The recount will require an incredible amount of labor to complete on the tight timeline.

At the Johnson County Election Office on Tuesday afternoon, a couple dozen election workers were working on the recount process. Their numbers are expected to swell to roughly 150 over the next few days. Johnson County plans to temporarily reassign some county employees from other departments to assist in the effort.

The recount will be conducted by numerous bipartisan teams, each having one Republican and one Democrat. County employees will be assigned to teams based on their party affiliation.

“We will have a combination of county employees who will be reassigned to this location that will help us conclude or conduct this process, as well as election workers we’re working contacting to come in and help us finish the process,” Sherman said.

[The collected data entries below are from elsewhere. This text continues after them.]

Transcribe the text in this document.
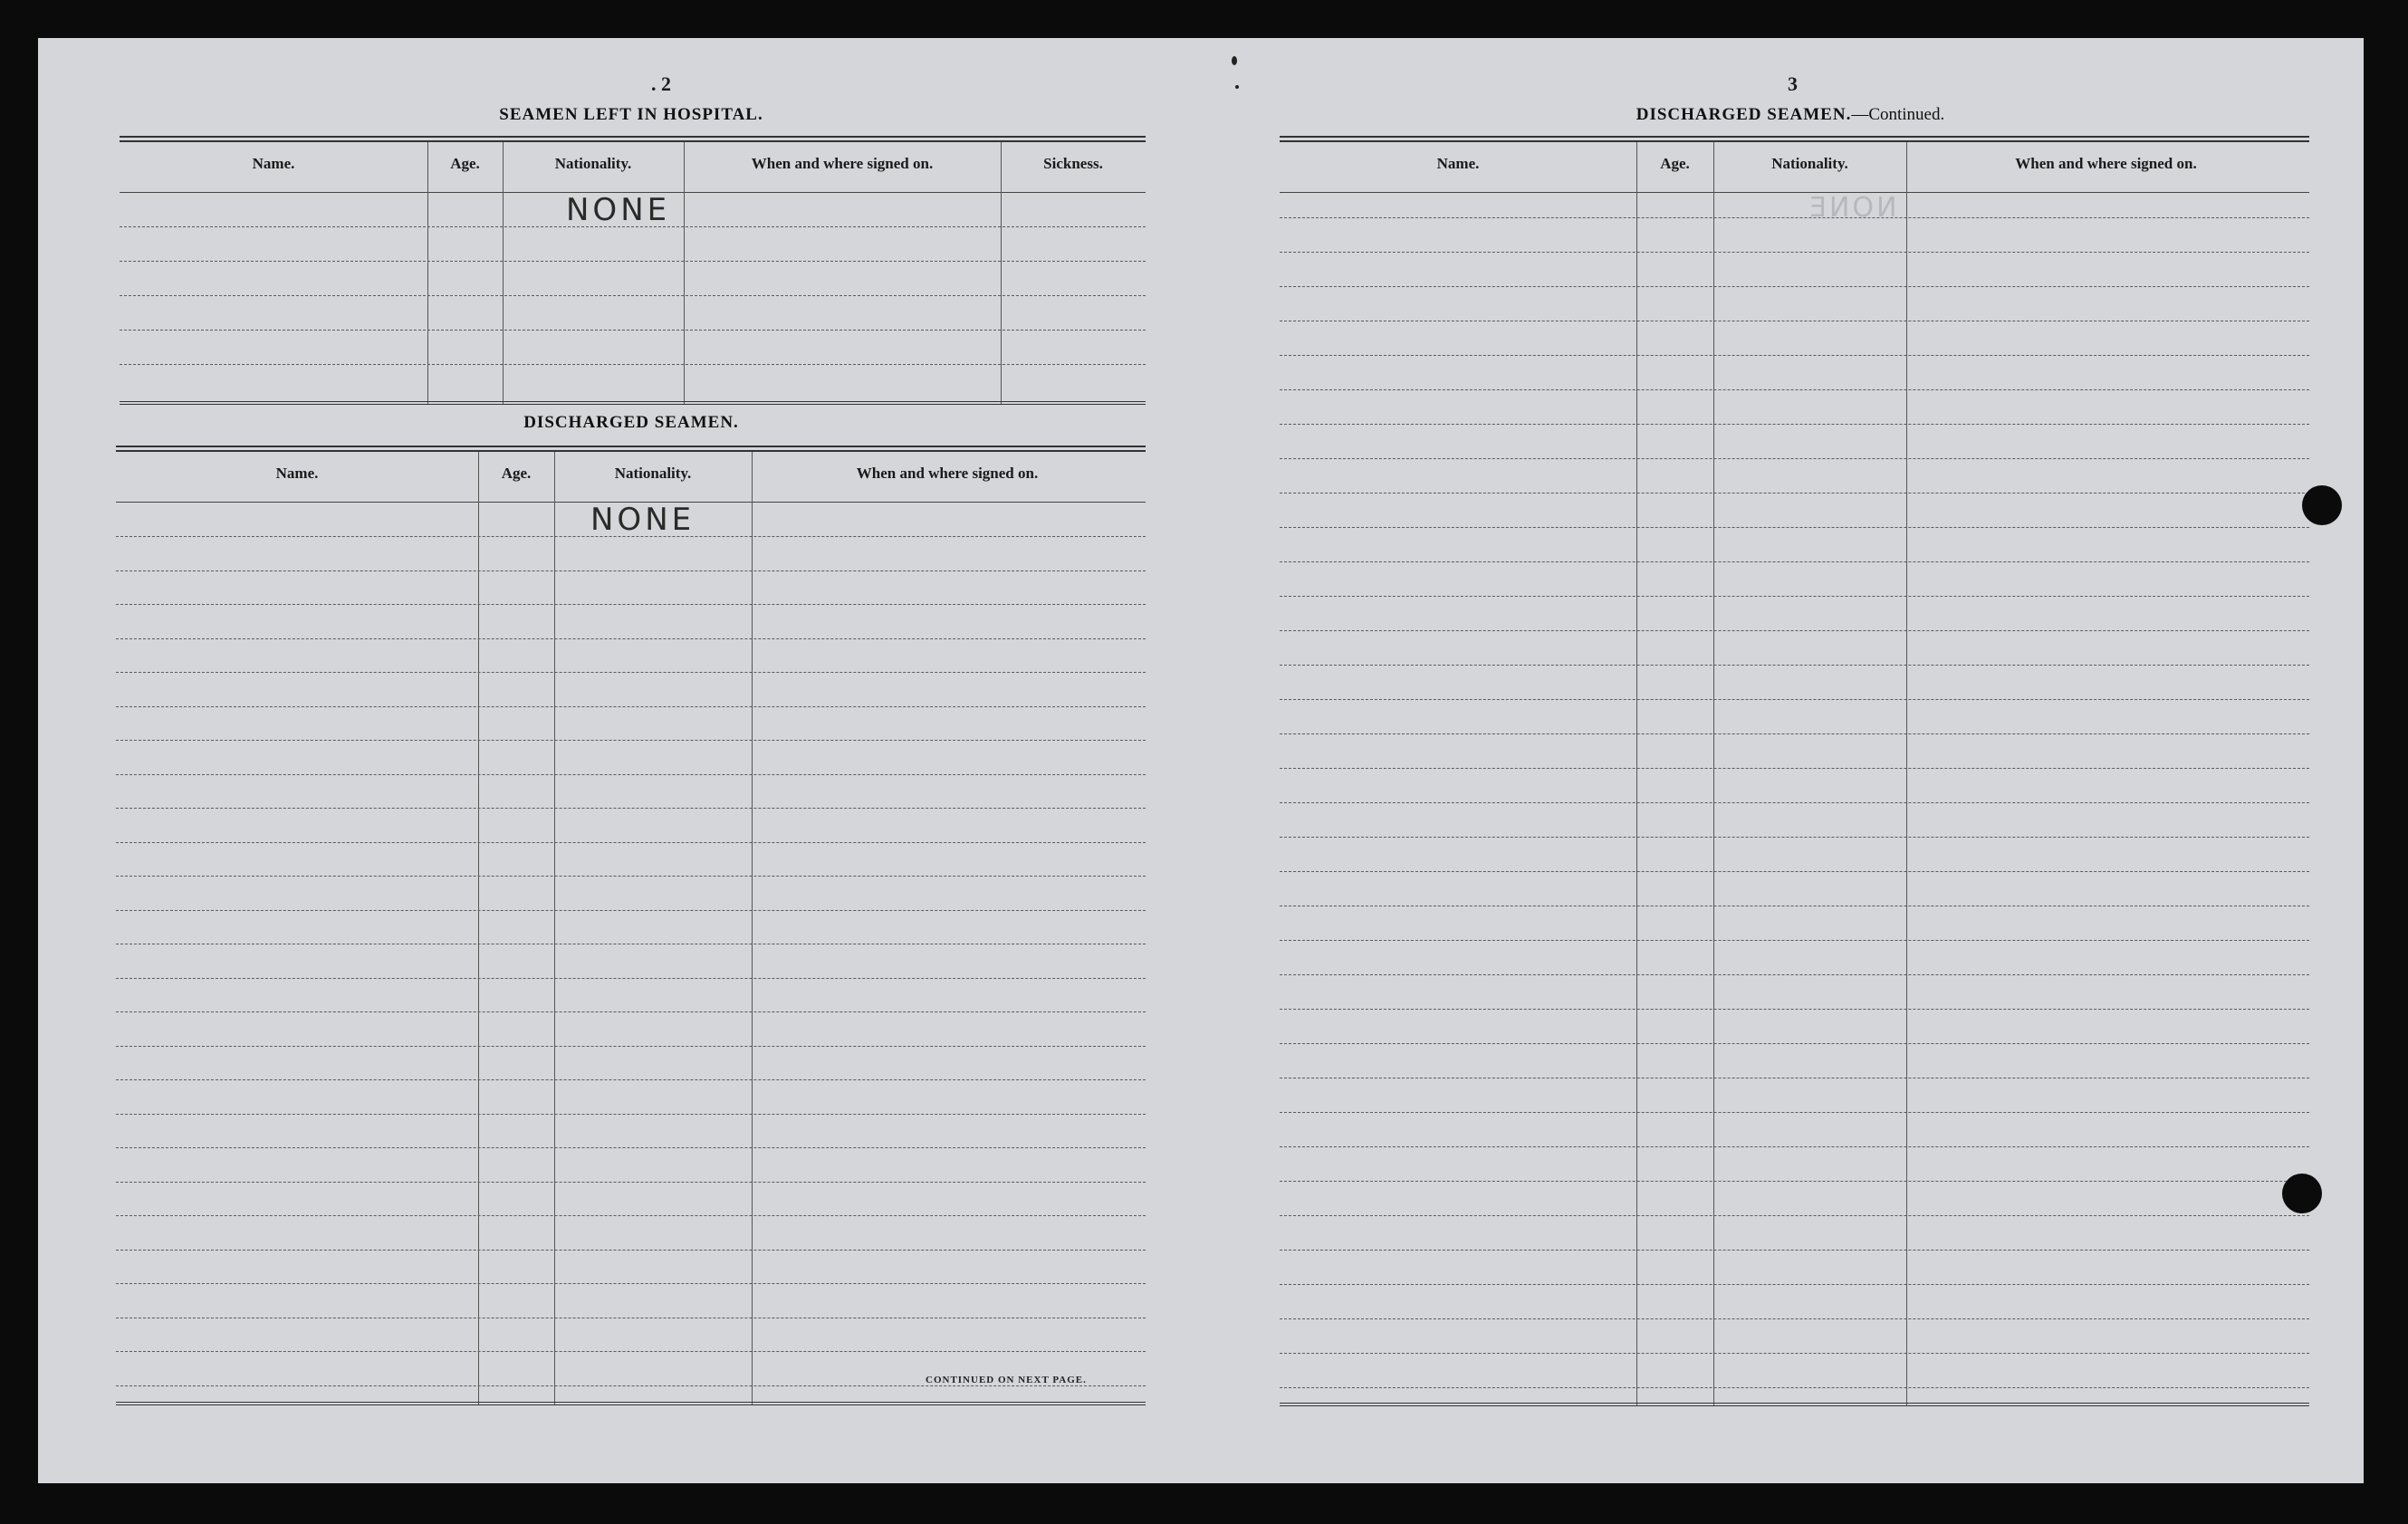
. 2
SEAMEN LEFT IN HOSPITAL.
Name.	Age.	Nationality.	When and where signed on.	Sickness.
NONE
DISCHARGED SEAMEN.
Name.	Age.	Nationality.	When and where signed on.
NONE
CONTINUED ON NEXT PAGE.
3
DISCHARGED SEAMEN.—Continued.
Name.	Age.	Nationality.	When and where signed on.
NONE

In Sedgwick County, a lack of Democratic Party ballot counters and “logistics issues” are likely to delay a recount of the abortion rights vote in Wichita until Wednesday at the earliest, a Sedgwick County official said.

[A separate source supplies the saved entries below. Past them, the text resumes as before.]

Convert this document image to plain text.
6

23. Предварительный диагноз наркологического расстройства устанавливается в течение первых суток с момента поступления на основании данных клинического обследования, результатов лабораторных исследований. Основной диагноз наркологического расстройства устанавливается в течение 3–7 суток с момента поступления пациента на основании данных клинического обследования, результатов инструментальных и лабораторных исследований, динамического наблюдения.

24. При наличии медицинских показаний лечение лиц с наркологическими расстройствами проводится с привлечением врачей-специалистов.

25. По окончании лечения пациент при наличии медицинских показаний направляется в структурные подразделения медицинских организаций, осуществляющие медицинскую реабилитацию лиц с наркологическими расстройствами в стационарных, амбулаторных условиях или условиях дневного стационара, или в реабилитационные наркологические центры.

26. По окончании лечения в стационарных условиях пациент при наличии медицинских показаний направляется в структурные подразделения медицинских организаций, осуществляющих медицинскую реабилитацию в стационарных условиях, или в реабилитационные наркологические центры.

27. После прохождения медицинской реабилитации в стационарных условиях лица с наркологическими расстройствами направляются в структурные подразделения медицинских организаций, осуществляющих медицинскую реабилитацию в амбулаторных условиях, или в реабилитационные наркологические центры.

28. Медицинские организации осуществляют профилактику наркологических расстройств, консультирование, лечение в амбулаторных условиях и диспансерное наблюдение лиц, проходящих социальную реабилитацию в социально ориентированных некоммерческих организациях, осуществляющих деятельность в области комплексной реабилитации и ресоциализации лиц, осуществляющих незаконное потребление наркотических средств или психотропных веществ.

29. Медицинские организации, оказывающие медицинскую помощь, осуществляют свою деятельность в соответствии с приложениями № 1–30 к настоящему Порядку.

For the recount, the Sedgwick County Election Office is seeking 100 Republicans and 100 Democrats to count ballots and ensure bipartisan representation. At least 100 Republicans have agreed to help with the recount but the election office has not found enough Democrats, Libertarians and unaffiliated counters yet, Sedgwick County spokesperson Nicole Gibbs said.

The state’s leading anti-abortion groups and lawmakers have distanced themselves from the recount, which is expected to reaffirm the landslide defeat for the amendment.

In a statement about the recount the Value Them Both Coalition — the primary “vote yes” campaign — said they were focused on looking forward not back.

In a newsletter to supporters, Kansans for Life outlined possible steps forward for combating abortion in Kansas after the amendment’s failure, including additional resources for crisis pregnancy centers, laws protecting “abortion survivors” and support for candidates who would support anti-abortion judges.

“The pro-life movement has faithfully fought battles on many fronts for 50 years and nothing — not even a bad election night — will weaken our resolve,” the newsletter said.

State Rep. Brenda Landwehr, a Wichita Republican and chair of the House Health and Human Services Committee, said anti-abortion lawmakers had discussed increasing funding to Kansas’ existing pregnancy maintenance initiative fund and making adoptions easier in the state.

However, Landwehr said she couldn’t see what could be gained from the recount.

“Some people may want to make it a distraction but it shouldn’t be. That race, that election happened, it’s over with,” she said.

‘Ripe for the picking’

But the recount will reinforce a Democratic talking point that the August vote was just one piece of a broader contest over abortion rights.

“Potentially, this shows to the broader public that these are people who are bringing forward accusations and complaints that are not grounded in reality, without substantive evidence,” said state Sen. Cindy Holscher, an Overland Park Democrat.

Holscher said she wasn’t surprised to see a recount effort materialize — Kansas lawmakers gave a platform for election deniers to spread unfounded claims of fraud during the 2022 session.

The recount, she said, would likely affirm the results. But it underscored Democrats’ task heading into November.

“We have this whole extremist faction that’s the supermajority that’s pretty much detached from their constituents and what the people want. So we have to ensure that we keep sending the message that this is not the direction Kansans want to move into,” Holscher said.

Sharp agreed. Candidates on the right needed to keep the abortion issue alive to energize their base, but it would push away the middle and the left.

“Continuing this conversation just alienates the rest of the people that didn’t vote that way,” Sharp said.

However, she said, it would be incumbent on Democrats to make that point. While Davids has leaned into the abortion issue before and after the vote, Kelly has shied away from it.

“It’s right there. It’s ripe for the picking,” Sharp said.